A new coronavirus anti-body treatment developed by drugs giant AstraZeneca aimed at people who cannot be vaccinated reduces the risk of developing symptomatic disease by 77 per cent. The company, AstraZeneca on Friday said the results of the Proven phase III pre-exposure prophylaxis trial showed there were no cases of severe COVID or COVID-related deaths […]
A new coronavirus anti-body treatment developed by drugs giant AstraZeneca aimed at people who cannot be vaccinated reduces the risk of developing symptomatic disease by 77 per cent.
The company, AstraZeneca on Friday said the results of the Proven phase III pre-exposure prophylaxis trial showed there were no cases of severe COVID or COVID-related deaths in those treated with the “anti-body cocktail” AZD7442.
The study of more than 5,000 adults found AZD7442, a combination of two long-acting antibodies, also reduced the risk of developing symptomatic COVID-19 by 77 per cent compared to a placebo.
In the placebo group, there were three cases of severe coronavirus which included two deaths, the company added.
The drugs company said the antibody combination, which is delivered through an injection to the muscle, could give people up to 12 months of protection from COVID-19.
It is the first non-vaccine antibody combination modified to provide potentially long-lasting protection that has demonstrated prevention of COVID-19 in a clinical trial, AstraZeneca added.
Sir Mene Pangalos, executive vice-president of biopharmaceuticals R&D at AstraZeneca, said: “we need additional approaches for individuals who are not adequately protected by COVID-19 vaccines.

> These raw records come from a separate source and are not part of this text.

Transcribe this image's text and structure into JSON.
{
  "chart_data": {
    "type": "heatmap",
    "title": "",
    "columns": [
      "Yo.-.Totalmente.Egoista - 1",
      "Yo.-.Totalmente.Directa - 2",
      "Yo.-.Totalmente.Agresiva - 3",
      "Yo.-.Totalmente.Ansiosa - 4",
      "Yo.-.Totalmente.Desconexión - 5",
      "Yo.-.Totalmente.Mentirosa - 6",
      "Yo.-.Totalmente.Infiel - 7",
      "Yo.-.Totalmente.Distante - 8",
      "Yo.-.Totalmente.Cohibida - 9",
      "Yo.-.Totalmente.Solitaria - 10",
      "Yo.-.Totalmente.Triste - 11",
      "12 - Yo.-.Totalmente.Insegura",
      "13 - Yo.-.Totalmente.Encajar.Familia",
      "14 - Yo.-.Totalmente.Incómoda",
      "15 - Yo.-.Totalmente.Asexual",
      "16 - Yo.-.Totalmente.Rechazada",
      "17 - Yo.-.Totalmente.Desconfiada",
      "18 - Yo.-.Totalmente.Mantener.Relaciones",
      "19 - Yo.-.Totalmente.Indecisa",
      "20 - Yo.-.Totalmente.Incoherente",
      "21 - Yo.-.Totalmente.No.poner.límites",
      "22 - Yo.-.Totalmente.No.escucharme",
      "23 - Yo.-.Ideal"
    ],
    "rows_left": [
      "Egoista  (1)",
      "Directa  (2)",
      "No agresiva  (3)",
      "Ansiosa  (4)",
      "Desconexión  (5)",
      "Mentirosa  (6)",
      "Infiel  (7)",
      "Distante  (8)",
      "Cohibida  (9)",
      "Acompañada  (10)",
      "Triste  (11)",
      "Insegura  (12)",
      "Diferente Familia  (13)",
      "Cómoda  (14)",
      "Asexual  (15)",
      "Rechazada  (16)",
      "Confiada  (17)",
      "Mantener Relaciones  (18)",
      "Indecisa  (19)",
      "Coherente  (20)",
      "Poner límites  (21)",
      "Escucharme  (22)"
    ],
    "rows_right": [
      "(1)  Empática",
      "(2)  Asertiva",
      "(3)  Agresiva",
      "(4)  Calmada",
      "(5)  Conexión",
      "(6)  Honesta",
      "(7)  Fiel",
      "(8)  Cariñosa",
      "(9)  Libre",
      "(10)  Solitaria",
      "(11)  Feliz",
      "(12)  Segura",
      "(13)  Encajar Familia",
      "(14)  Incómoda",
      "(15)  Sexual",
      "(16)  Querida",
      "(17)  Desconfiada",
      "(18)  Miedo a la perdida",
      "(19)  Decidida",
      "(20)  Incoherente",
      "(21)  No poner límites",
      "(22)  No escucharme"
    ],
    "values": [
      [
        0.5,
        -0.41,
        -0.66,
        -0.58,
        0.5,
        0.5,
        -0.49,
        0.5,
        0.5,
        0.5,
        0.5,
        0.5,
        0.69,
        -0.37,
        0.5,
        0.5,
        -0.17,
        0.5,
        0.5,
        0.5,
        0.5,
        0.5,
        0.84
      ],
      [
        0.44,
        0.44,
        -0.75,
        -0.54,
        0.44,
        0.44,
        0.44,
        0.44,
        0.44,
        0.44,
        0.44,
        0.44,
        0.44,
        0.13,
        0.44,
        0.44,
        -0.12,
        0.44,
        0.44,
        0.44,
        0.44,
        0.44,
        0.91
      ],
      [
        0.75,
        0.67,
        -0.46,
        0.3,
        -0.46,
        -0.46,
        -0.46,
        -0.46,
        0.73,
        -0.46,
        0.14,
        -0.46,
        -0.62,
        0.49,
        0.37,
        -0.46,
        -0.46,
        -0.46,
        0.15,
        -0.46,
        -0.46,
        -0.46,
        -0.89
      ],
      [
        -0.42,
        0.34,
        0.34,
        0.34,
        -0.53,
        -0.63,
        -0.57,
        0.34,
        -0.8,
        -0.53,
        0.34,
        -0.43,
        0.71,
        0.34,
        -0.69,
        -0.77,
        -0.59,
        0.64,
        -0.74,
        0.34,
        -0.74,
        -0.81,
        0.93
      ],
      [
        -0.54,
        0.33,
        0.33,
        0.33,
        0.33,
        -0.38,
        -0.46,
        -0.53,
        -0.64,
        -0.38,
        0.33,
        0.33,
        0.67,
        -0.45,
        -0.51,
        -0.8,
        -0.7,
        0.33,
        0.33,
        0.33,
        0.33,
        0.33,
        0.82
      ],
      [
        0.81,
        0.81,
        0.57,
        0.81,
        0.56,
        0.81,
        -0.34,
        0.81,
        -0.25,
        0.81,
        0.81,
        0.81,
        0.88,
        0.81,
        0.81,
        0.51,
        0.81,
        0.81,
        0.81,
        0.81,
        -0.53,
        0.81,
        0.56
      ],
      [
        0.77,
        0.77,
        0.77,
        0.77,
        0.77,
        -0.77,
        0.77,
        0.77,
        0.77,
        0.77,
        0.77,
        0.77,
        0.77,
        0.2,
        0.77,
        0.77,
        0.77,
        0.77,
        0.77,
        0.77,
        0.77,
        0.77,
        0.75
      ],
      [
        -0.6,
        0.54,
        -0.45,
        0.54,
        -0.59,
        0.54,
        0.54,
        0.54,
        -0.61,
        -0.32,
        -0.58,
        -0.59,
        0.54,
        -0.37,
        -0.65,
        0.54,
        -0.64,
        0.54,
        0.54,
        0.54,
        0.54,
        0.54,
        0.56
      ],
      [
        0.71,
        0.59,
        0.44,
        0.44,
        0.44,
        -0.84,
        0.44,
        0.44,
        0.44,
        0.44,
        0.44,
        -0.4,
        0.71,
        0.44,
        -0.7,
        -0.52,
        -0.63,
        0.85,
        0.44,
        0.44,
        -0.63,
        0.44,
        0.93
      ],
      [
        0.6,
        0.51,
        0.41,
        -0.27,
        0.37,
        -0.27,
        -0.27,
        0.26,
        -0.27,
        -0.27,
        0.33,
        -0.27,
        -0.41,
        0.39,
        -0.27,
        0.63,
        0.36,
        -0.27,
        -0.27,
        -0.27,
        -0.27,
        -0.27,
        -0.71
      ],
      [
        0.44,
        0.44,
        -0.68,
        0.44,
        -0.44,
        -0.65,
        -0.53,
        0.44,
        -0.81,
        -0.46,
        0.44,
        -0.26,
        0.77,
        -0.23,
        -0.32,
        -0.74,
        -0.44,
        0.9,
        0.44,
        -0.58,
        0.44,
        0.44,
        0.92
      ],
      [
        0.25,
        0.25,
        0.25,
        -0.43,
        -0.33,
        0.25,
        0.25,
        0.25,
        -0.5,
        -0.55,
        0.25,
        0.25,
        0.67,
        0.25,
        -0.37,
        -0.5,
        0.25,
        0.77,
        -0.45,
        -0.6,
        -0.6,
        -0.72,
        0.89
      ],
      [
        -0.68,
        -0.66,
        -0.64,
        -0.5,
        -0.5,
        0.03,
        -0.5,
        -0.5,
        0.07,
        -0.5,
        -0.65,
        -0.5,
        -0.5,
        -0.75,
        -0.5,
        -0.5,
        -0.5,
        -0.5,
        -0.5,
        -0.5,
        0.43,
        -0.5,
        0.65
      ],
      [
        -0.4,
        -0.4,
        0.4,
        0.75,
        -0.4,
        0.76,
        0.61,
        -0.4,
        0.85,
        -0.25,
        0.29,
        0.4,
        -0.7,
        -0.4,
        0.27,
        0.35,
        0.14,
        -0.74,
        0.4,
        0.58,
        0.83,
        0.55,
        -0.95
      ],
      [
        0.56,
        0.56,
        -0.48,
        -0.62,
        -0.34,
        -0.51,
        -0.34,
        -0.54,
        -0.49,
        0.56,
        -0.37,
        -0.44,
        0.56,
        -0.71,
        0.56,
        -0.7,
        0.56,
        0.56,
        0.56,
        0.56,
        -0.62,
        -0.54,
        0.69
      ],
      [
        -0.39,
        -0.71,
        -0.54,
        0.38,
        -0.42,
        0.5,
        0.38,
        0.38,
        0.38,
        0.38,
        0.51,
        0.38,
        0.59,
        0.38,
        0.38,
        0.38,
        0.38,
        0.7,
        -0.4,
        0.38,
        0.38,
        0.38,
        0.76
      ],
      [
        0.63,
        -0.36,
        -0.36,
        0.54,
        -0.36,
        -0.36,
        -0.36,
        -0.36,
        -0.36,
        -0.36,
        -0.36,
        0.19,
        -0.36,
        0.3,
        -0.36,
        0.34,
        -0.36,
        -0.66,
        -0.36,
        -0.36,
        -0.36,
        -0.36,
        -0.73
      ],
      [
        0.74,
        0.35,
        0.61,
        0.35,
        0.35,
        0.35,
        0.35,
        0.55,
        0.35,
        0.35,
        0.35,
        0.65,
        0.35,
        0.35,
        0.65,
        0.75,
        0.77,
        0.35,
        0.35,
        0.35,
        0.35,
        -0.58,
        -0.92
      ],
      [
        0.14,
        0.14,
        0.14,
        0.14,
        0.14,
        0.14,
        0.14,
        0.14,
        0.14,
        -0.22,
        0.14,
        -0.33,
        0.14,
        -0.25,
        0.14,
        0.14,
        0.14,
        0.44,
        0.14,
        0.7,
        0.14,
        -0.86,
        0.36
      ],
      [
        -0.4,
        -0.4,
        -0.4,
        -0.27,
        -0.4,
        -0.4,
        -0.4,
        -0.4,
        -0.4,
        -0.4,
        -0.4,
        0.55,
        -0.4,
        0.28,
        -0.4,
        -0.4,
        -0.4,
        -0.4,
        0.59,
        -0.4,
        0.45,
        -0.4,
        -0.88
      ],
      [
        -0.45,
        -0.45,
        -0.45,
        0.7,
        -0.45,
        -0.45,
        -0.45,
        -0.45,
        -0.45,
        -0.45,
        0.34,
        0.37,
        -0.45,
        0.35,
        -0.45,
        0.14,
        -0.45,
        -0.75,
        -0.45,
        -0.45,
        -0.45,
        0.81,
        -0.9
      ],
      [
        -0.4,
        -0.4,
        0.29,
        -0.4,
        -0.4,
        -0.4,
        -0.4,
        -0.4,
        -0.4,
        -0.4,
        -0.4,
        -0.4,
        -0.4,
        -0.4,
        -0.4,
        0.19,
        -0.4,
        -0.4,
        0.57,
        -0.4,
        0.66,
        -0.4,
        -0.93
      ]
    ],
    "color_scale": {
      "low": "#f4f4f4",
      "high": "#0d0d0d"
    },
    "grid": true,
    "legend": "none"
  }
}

“We are very encouraged by these efficacies and safety data in high-risk people, showing our long-acting antibody combination has the potential to protect from symptomatic and severe disease, alongside vaccines.
“We look forward to sharing further data from the AZD7442 phase III clinical trial programme later this year.”

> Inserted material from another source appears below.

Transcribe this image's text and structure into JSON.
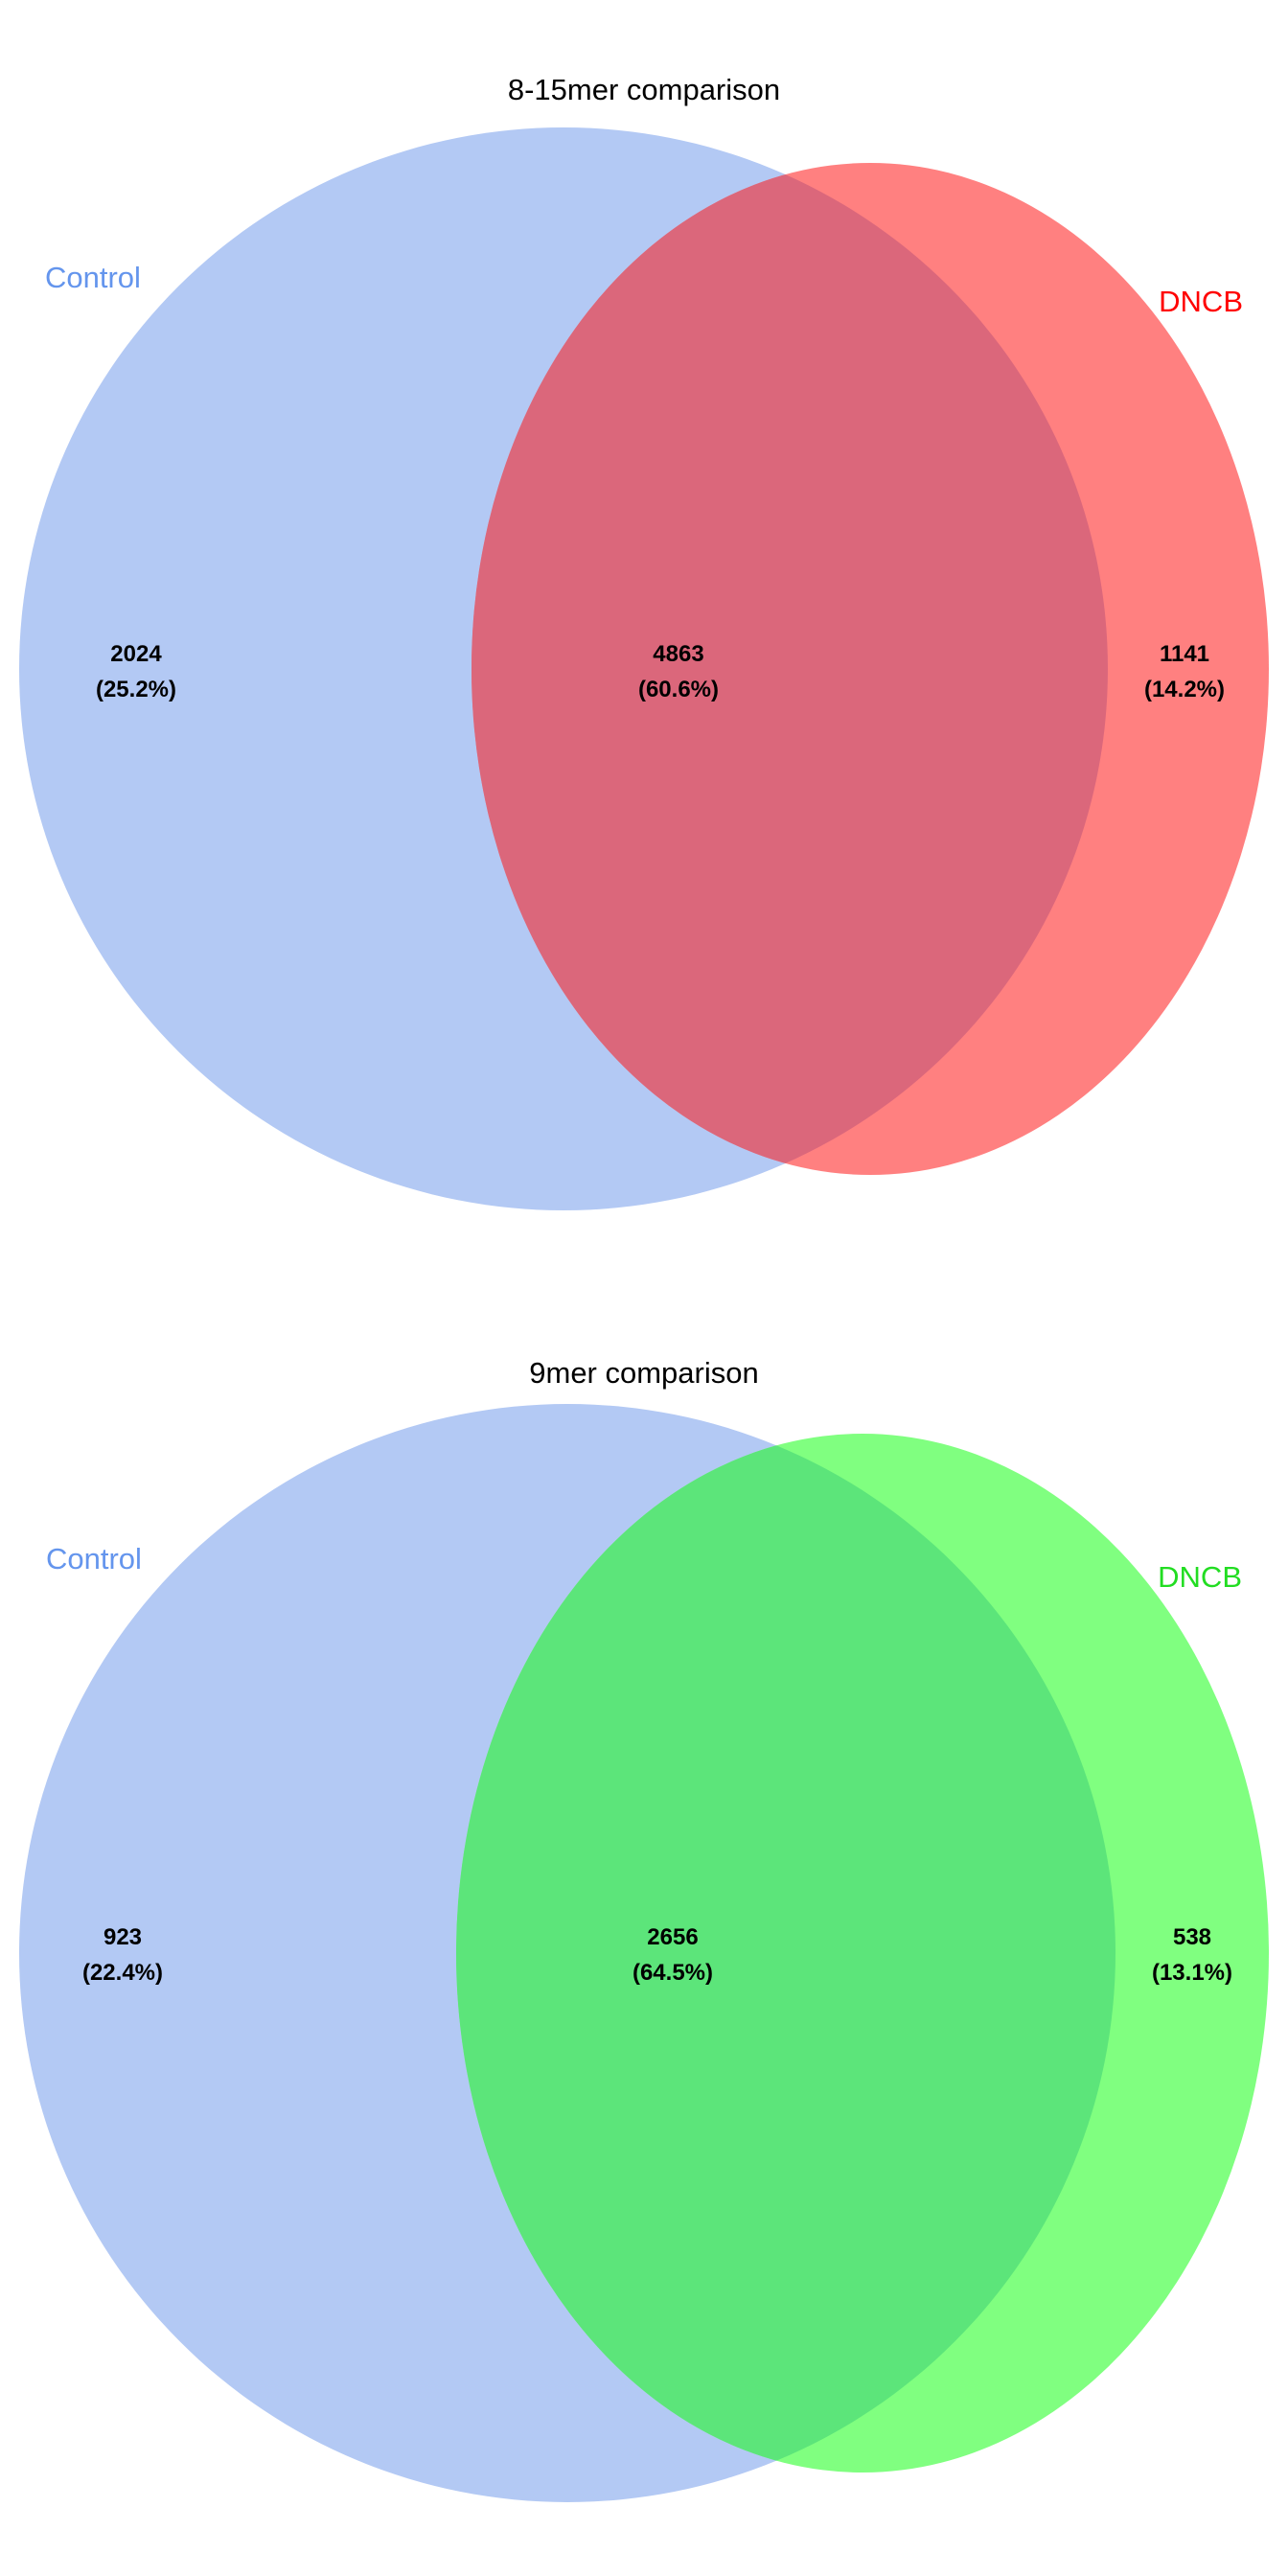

More than 75 per cent of participants in the trial had co-morbidities and other characteristics that are associated with an increased risk of severe COVID-19 or cause a reduced immune response to vaccination, AstraZeneca said.

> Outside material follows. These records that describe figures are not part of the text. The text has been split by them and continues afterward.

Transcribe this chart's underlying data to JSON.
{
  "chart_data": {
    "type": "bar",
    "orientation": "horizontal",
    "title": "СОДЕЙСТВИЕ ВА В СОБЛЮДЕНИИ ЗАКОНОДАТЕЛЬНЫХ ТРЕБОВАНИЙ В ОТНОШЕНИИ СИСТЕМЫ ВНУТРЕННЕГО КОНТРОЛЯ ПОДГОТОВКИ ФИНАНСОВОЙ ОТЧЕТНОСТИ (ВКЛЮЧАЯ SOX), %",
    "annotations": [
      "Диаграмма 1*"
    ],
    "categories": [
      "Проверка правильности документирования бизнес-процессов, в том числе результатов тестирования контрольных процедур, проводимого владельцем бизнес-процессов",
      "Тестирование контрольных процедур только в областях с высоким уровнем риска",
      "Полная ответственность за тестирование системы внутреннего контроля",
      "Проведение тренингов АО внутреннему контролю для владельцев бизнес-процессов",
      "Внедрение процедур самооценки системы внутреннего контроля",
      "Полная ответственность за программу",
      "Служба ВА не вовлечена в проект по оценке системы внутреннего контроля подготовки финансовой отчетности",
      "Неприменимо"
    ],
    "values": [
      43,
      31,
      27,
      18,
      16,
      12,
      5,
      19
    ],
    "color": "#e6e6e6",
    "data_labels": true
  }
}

These include those with immunosuppressive disease or taking immunosuppressive medications, diabetes, severe obesity or cardiac disease, chronic obstructive pulmonary disease, chronic kidney and chronic liver disease.
The long-acting antibodies were well tolerated and preliminary analyses showed adverse events were balanced between the placebo and AZD7442 groups, AstraZeneca added.
The participants will continue to be monitored for 15 months, the company said.
AstraZeneca also said that preliminary “in vitro” findings from investigators at Oxford and Columbia Universities show AZD7442 neutralises recent emergent COVID strains, including the Delta variant.
Myron J. Levin, professor of Pediatrics and Medicine at the University of Colorado School of Medicine and principal investigator on the trial, said: “the Proven data showrd that one dose of AZD7442, delivered in a convenient intramuscular form, can quickly and effectively prevent symptomatic COVID-19.
“With these exciting results, AZD7442 could be an important tool in our arsenal to help people who may need more than a vaccine to return to their normal lives.”